COVID-19 continues to claim lives around the world and is infecting millions more. Although several vaccines have recently become available, making significant strides towards preventing COVID-19, what about the treatment of those who already have the infection? Vaccines aren’t 100% effective, highlighting the need—now more than ever—for effective antiviral therapeutics. Moreover, some people can’t receive vaccines due to health issues, and new variants of SARS-CoV-2, the virus that causes COVID-19, that can penetrate vaccine-conferred immunity, are being reported, indicating that we need to think beyond prevention.
Given this need, a team of researchers based in Japan, the US, and the UK launched a project to develop effective therapeutics. This team included several researchers based at Tokyo University of Science: Visiting Professor Koichi Watashi, Dr. Hirofumi Ohashi, Professor Shin Aoki, Professor Kouji Kuramochi, and Assistant Professor Tomohiro Tanaka. Their goal was clear and simple: finding a cure for COVID-19.

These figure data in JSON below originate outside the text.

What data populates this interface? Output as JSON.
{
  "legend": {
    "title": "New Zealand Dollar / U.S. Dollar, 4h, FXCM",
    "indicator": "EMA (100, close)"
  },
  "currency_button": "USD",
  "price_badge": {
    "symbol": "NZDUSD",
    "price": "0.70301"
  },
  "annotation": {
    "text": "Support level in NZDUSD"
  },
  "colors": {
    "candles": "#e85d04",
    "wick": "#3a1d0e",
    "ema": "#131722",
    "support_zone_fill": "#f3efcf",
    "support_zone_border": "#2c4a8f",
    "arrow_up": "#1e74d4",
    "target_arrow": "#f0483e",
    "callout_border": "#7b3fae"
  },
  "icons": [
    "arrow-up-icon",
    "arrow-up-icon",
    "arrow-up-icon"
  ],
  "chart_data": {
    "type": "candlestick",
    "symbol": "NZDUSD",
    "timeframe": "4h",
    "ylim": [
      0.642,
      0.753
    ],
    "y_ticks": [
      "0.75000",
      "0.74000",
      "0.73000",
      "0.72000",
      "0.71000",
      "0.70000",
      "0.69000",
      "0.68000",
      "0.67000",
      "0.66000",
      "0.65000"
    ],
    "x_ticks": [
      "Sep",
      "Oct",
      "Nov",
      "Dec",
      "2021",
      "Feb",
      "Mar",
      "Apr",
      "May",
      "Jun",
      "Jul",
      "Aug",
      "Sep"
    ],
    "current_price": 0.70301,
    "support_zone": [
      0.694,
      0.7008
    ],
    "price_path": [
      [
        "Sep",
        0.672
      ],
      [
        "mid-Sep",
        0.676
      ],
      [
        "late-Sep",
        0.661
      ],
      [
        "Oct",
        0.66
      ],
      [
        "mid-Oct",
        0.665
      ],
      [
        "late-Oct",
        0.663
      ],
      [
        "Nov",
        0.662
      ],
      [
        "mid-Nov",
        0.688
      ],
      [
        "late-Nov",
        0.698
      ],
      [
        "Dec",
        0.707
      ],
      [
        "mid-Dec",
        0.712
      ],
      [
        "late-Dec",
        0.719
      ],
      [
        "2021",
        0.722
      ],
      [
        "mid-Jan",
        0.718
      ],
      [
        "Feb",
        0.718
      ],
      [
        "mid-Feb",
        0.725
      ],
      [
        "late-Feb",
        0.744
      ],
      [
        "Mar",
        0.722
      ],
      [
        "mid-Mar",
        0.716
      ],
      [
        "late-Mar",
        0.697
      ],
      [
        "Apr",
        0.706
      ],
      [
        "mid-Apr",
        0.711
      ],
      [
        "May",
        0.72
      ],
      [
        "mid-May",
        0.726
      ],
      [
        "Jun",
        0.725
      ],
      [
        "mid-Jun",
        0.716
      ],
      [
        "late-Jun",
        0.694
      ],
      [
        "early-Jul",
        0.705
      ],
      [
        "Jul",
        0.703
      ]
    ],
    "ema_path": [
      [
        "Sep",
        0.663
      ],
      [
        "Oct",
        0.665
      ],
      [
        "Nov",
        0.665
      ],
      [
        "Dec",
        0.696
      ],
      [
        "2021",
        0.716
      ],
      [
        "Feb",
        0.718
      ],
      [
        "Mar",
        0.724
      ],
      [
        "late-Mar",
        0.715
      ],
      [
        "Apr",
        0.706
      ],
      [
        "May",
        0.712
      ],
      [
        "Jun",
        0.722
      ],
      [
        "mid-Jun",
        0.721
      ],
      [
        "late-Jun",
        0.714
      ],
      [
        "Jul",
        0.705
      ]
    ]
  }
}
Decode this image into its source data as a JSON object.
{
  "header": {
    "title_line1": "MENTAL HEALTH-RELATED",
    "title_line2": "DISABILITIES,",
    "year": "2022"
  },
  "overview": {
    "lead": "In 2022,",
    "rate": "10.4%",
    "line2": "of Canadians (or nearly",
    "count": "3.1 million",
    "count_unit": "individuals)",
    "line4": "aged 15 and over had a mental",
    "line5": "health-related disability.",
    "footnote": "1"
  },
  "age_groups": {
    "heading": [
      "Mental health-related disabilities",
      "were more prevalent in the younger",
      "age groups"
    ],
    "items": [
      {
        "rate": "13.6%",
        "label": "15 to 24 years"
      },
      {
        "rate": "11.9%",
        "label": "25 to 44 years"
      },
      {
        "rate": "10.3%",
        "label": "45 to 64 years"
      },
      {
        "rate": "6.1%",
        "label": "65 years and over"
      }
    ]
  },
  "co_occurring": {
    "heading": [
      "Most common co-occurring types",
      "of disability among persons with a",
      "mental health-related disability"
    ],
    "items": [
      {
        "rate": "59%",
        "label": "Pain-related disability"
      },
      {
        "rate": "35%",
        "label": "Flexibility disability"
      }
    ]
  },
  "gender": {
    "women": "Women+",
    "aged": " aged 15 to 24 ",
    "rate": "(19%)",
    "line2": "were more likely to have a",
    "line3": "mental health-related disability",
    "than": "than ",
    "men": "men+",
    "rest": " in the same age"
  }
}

To achieve this goal, the researchers first established an experimental system for screening drugs that may help to control infections. This system used a type of cells called VeroE6/TMPRSS2 cells, which were manipulated to efficiently be infected with and produce SARS-CoV-2. “To determine whether a drug of interest could help combat infection by SARS-CoV-2, we simply had to expose VeroE6/TMPRSS2 cells to both the drug and SARS-CoV-2 and then observe whether the drug’s presence served to hinder the virus’s efforts to infect cells,” explains Professor Watashi.
The researchers used this experimental system to screen a panel of drugs that are already approved for clinical use, including drugs like remdesivir and chloroquine that have already being approved or are being trialed as treatments for COVID-19. In an exciting outcome, the researchers found two drugs that provided effective SARS-CoV-2 suppression: cepharanthine, which is used to treat inflammation, and nelfinavir, which is approved for the treatment of HIV infection.
Cepharanthine inhibited the entry of the virus into cells by preventing the virus from binding to a protein on the cell membrane, which it uses as a gateway. In contrast, nelfinavir worked to prevent the virus from replicating inside the cell by inhibiting a protein that the virus relies on for replication. Given that these drugs have distinct antiviral mechanisms, using both of them together could be especially effective for patients, with computational models predicting that combined cepharanthine/nelfinavir therapy can hasten the clearance of SARS-CoV-2 from a patient’s lungs by as few as 4.9 days.
So, does this mean we will be seeing these new drugs in COVID-19 treatment centers? Of course, the drug duo isn’t ready to be rolled out into healthcare systems just yet. These findings justify further research into the clinical potential of cepharanthine/nelfinavir therapy, and only following this can we say for sure that it is useful and helpful.